Réponse de le 10/03/2019 à 23:18 :
"Bruxelles va certainement demander à la France de respecter ses engagements de limitation de la dette et du déficit"... ce qui à terme ne peut être que salutaire pour notre pays. Je ne vois pas ce qu'apporte une trajectoire budgétaire et de dette qui revient à peu près à foncer vers le mur en klaxonnant dans l'espoir qu'il recule.
Réponse de le 11/03/2019 à 9:24 :
Et partage de fardeau européen, il faut bien remplacer la part des anglais qui s' en vont, pour le contributeur et que nous sommes, il ne s' agit rien de moins qu'e de se voir taxer d' une ardoise supplémentaire de 30 % pour continuer d'abonder au tonneau des Danaïdes UE ..

Alors que l' UE post maastrichienne ne produit que du déficit ..

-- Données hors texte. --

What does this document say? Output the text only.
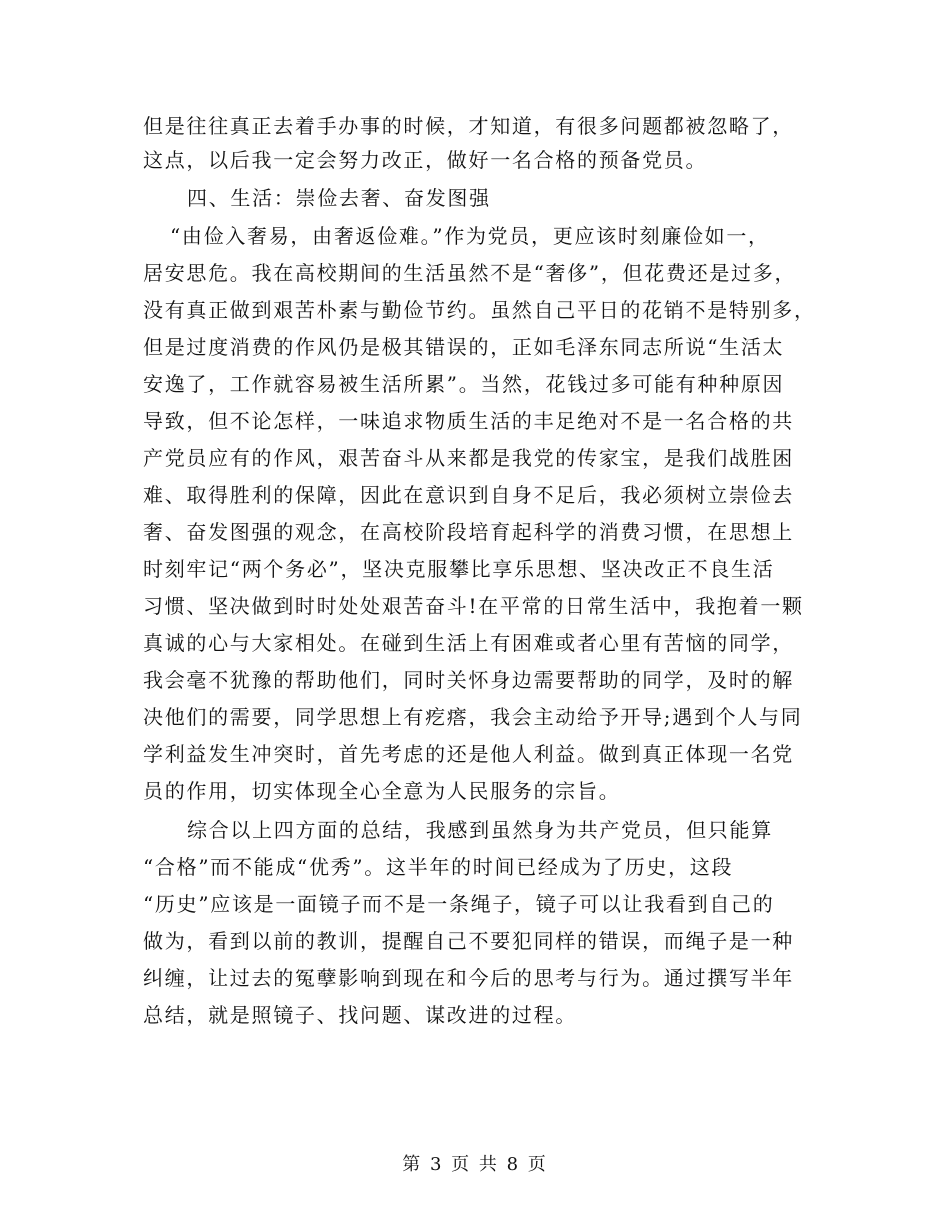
但是往往真正去着手办事的时候，才知道，有很多问题都被忽略了，
这点，以后我一定会努力改正，做好一名合格的预备党员。
四、生活：崇俭去奢、奋发图强
“由俭入奢易，由奢返俭难。”作为党员，更应该时刻廉俭如一，
居安思危。我在高校期间的生活虽然不是“奢侈”，但花费还是过多，
没有真正做到艰苦朴素与勤俭节约。虽然自己平日的花销不是特别多，
但是过度消费的作风仍是极其错误的，正如毛泽东同志所说“生活太
安逸了，工作就容易被生活所累”。当然，花钱过多可能有种种原因
导致，但不论怎样，一味追求物质生活的丰足绝对不是一名合格的共
产党员应有的作风，艰苦奋斗从来都是我党的传家宝，是我们战胜困
难、取得胜利的保障，因此在意识到自身不足后，我必须树立崇俭去
奢、奋发图强的观念，在高校阶段培育起科学的消费习惯，在思想上
时刻牢记“两个务必”，坚决克服攀比享乐思想、坚决改正不良生活
习惯、坚决做到时时处处艰苦奋斗!在平常的日常生活中，我抱着一颗
真诚的心与大家相处。在碰到生活上有困难或者心里有苦恼的同学，
我会毫不犹豫的帮助他们，同时关怀身边需要帮助的同学，及时的解
决他们的需要，同学思想上有疙瘩，我会主动给予开导;遇到个人与同
学利益发生冲突时，首先考虑的还是他人利益。做到真正体现一名党
员的作用，切实体现全心全意为人民服务的宗旨。
综合以上四方面的总结，我感到虽然身为共产党员，但只能算
“合格”而不能成“优秀”。这半年的时间已经成为了历史，这段
“历史”应该是一面镜子而不是一条绳子，镜子可以让我看到自己的
做为，看到以前的教训，提醒自己不要犯同样的错误，而绳子是一种
纠缠，让过去的冤孽影响到现在和今后的思考与行为。通过撰写半年
总结，就是照镜子、找问题、谋改进的过程。
第 3 页 共 8 页
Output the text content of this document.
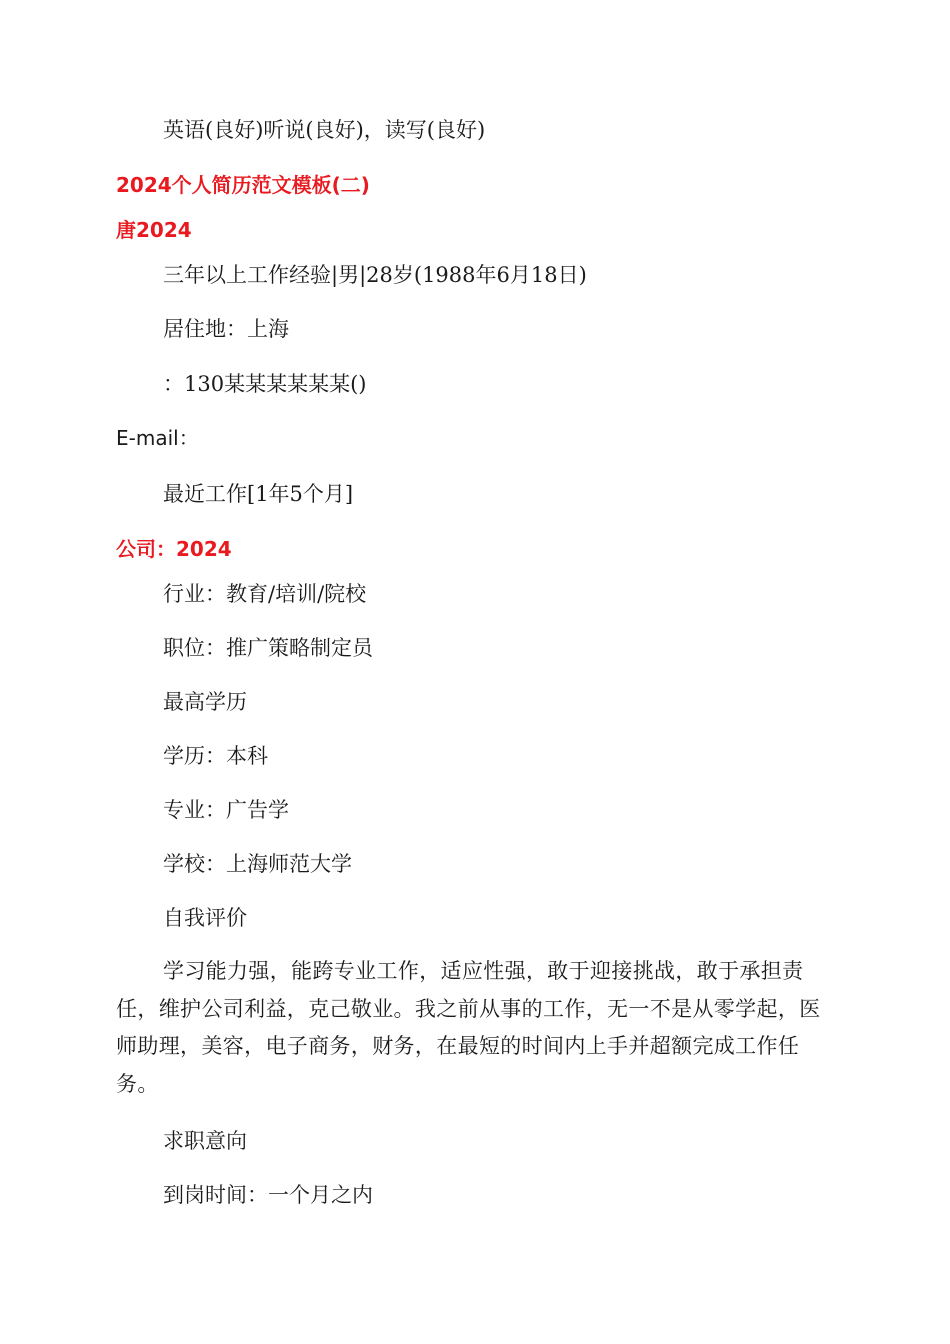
英语(良好)听说(良好)，读写(良好)
2024个人简历范文模板(二)
唐2024
三年以上工作经验|男|28岁(1988年6月18日)
居住地：上海
：130某某某某某某()
E-mail：
最近工作[1年5个月]
公司：2024
行业：教育/培训/院校
职位：推广策略制定员
最高学历
学历：本科
专业：广告学
学校：上海师范大学
自我评价
学习能力强，能跨专业工作，适应性强，敢于迎接挑战，敢于承担责任，维护公司利益，克己敬业。我之前从事的工作，无一不是从零学起，医师助理，美容，电子商务，财务，在最短的时间内上手并超额完成工作任务。
求职意向
到岗时间：一个月之内
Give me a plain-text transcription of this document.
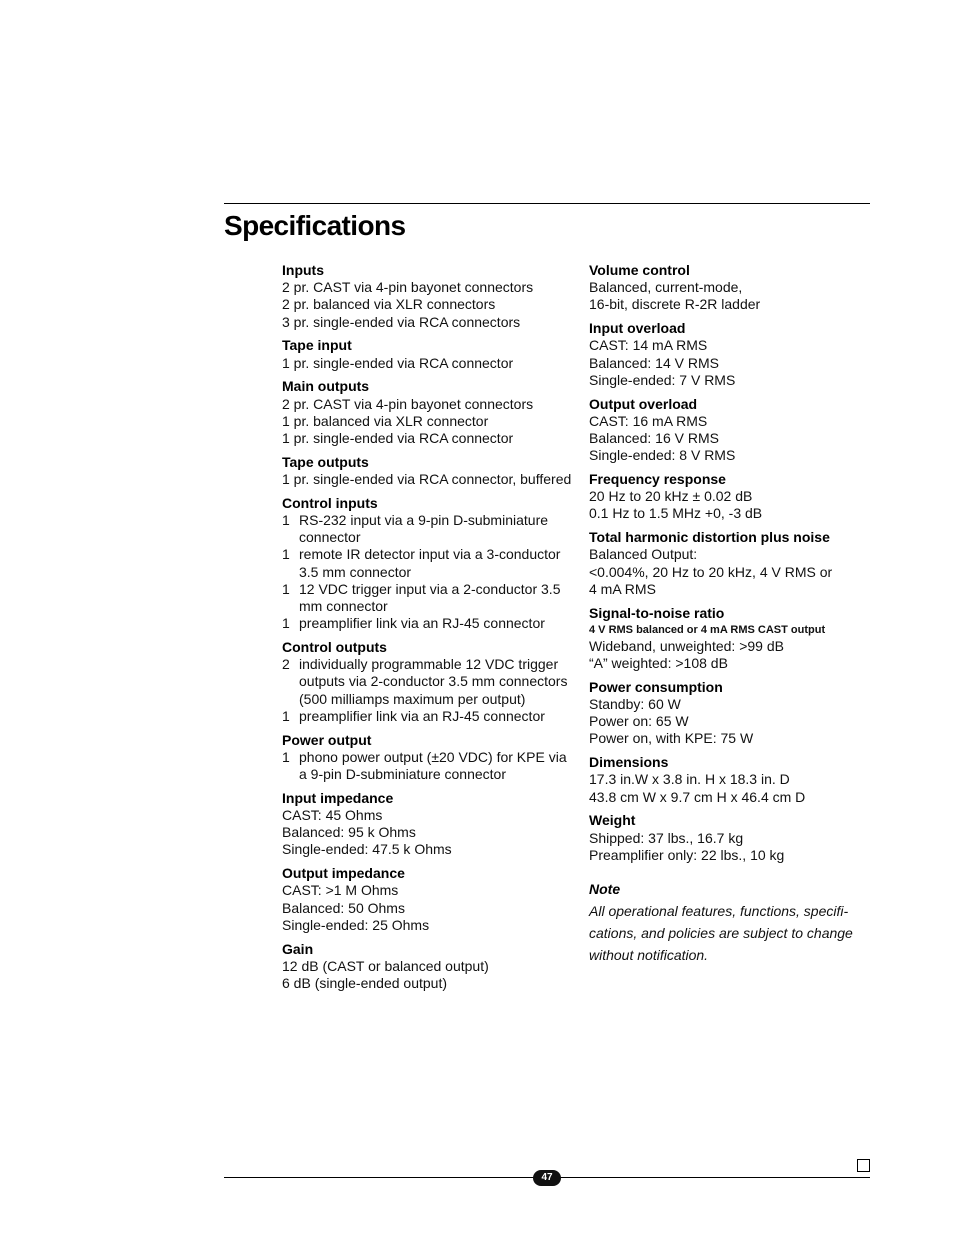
Specifications
Inputs
2 pr. CAST via 4-pin bayonet connectors
2 pr. balanced via XLR connectors
3 pr. single-ended via RCA connectors
Tape input
1 pr. single-ended via RCA connector
Main outputs
2 pr. CAST via 4-pin bayonet connectors
1 pr. balanced via XLR connector
1 pr. single-ended via RCA connector
Tape outputs
1 pr. single-ended via RCA connector, buffered
Control inputs
1 RS-232 input via a 9-pin D-subminiature connector
1 remote IR detector input via a 3-conductor 3.5 mm connector
1 12 VDC trigger input via a 2-conductor 3.5 mm connector
1 preamplifier link via an RJ-45 connector
Control outputs
2 individually programmable 12 VDC trigger outputs via 2-conductor 3.5 mm connectors (500 milliamps maximum per output)
1 preamplifier link via an RJ-45 connector
Power output
1 phono power output (±20 VDC) for KPE via a 9-pin D-subminiature connector
Input impedance
CAST: 45 Ohms
Balanced: 95 k Ohms
Single-ended: 47.5 k Ohms
Output impedance
CAST: >1 M Ohms
Balanced: 50 Ohms
Single-ended: 25 Ohms
Gain
12 dB (CAST or balanced output)
6 dB (single-ended output)
Volume control
Balanced, current-mode,
16-bit, discrete R-2R ladder
Input overload
CAST: 14 mA RMS
Balanced: 14 V RMS
Single-ended: 7 V RMS
Output overload
CAST: 16 mA RMS
Balanced: 16 V RMS
Single-ended: 8 V RMS
Frequency response
20 Hz to 20 kHz ± 0.02 dB
0.1 Hz to 1.5 MHz +0, -3 dB
Total harmonic distortion plus noise
Balanced Output:
<0.004%, 20 Hz to 20 kHz, 4 V RMS or
4 mA RMS
Signal-to-noise ratio
4 V RMS balanced or 4 mA RMS CAST output
Wideband, unweighted: >99 dB
“A” weighted: >108 dB
Power consumption
Standby: 60 W
Power on: 65 W
Power on, with KPE: 75 W
Dimensions
17.3 in.W x 3.8 in. H x 18.3 in. D
43.8 cm W x 9.7 cm H x 46.4 cm D
Weight
Shipped: 37 lbs., 16.7 kg
Preamplifier only: 22 lbs., 10 kg
Note
All operational features, functions, specifi- cations, and policies are subject to change without notification.
47
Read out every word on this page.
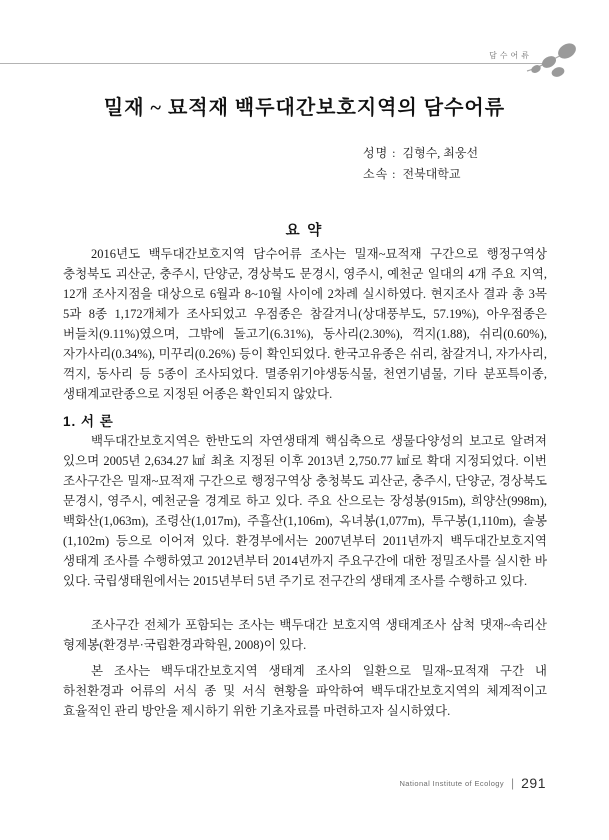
담수어류
밀재 ~ 묘적재 백두대간보호지역의 담수어류
성명 : 김형수, 최웅선
소속 : 전북대학교
요 약
2016년도 백두대간보호지역 담수어류 조사는 밀재~묘적재 구간으로 행정구역상 충청북도 괴산군, 충주시, 단양군, 경상북도 문경시, 영주시, 예천군 일대의 4개 주요 지역, 12개 조사지점을 대상으로 6월과 8~10월 사이에 2차례 실시하였다. 현지조사 결과 총 3목 5과 8종 1,172개체가 조사되었고 우점종은 참갈겨니(상대풍부도, 57.19%), 아우점종은 버들치(9.11%)였으며, 그밖에 돌고기(6.31%), 동사리(2.30%), 꺽지(1.88), 쉬리(0.60%), 자가사리(0.34%), 미꾸리(0.26%) 등이 확인되었다. 한국고유종은 쉬리, 참갈겨니, 자가사리, 꺽지, 동사리 등 5종이 조사되었다. 멸종위기야생동식물, 천연기념물, 기타 분포특이종, 생태계교란종으로 지정된 어종은 확인되지 않았다.
1. 서 론
백두대간보호지역은 한반도의 자연생태계 핵심축으로 생물다양성의 보고로 알려져 있으며 2005년 2,634.27 ㎢ 최초 지정된 이후 2013년 2,750.77 ㎢로 확대 지정되었다. 이번 조사구간은 밀재~묘적재 구간으로 행정구역상 충청북도 괴산군, 충주시, 단양군, 경상북도 문경시, 영주시, 예천군을 경계로 하고 있다. 주요 산으로는 장성봉(915m), 희양산(998m), 백화산(1,063m), 조령산(1,017m), 주흘산(1,106m), 옥녀봉(1,077m), 투구봉(1,110m), 솔봉(1,102m) 등으로 이어져 있다. 환경부에서는 2007년부터 2011년까지 백두대간보호지역 생태계 조사를 수행하였고 2012년부터 2014년까지 주요구간에 대한 정밀조사를 실시한 바 있다. 국립생태원에서는 2015년부터 5년 주기로 전구간의 생태계 조사를 수행하고 있다.
조사구간 전체가 포함되는 조사는 백두대간 보호지역 생태계조사 삼척 댓재~속리산 형제봉(환경부·국립환경과학원, 2008)이 있다.
본 조사는 백두대간보호지역 생태계 조사의 일환으로 밀재~묘적재 구간 내 하천환경과 어류의 서식 종 및 서식 현황을 파악하여 백두대간보호지역의 체계적이고 효율적인 관리 방안을 제시하기 위한 기초자료를 마련하고자 실시하였다.
National Institute of Ecology | 291
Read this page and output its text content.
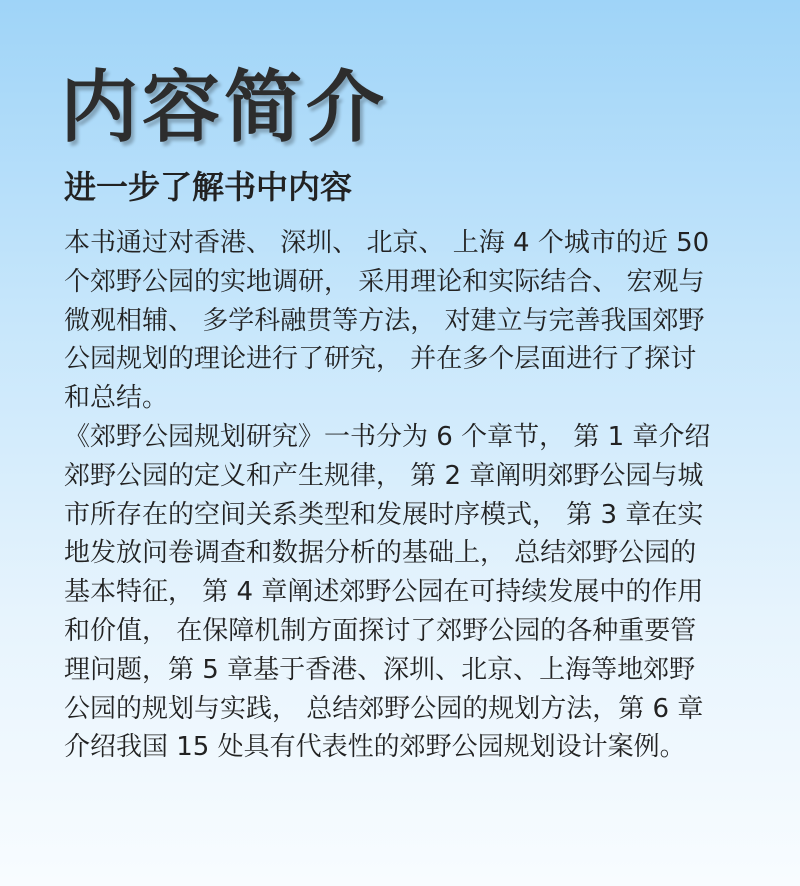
内容简介
进一步了解书中内容
本书通过对香港、 深圳、 北京、 上海 4 个城市的近 50
个郊野公园的实地调研， 采用理论和实际结合、 宏观与
微观相辅、 多学科融贯等方法， 对建立与完善我国郊野
公园规划的理论进行了研究， 并在多个层面进行了探讨
和总结。
《郊野公园规划研究》一书分为 6 个章节， 第 1 章介绍
郊野公园的定义和产生规律， 第 2 章阐明郊野公园与城
市所存在的空间关系类型和发展时序模式， 第 3 章在实
地发放问卷调查和数据分析的基础上， 总结郊野公园的
基本特征， 第 4 章阐述郊野公园在可持续发展中的作用
和价值， 在保障机制方面探讨了郊野公园的各种重要管
理问题，第 5 章基于香港、深圳、北京、上海等地郊野
公园的规划与实践， 总结郊野公园的规划方法，第 6 章
介绍我国 15 处具有代表性的郊野公园规划设计案例。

https://www.latribune.fr/opinions/tribunes/croissance-depuis-2009-chine-139-inde-96-etats-unis-34-europe-2-809418.html
Réponse de le 11/03/2019 à 9:49 :
Vous confondez tout, mélangez tout.
Que la France soit dans la zone Euro ou pas, il reste qu'il vaut mieux ne pas s'endetter excessivement, c'est de la bonne gestion. La BCE a fait un deal avec les états, taux bas qui permettent de limiter la charge de la dette mais respect d'un cadre budgétaire. Si le déficit explose, les taux explosent et on perd 2 fois. TOut cela n'a aucun rapport avec le Brexit, UK était en dehors de la zone Euro.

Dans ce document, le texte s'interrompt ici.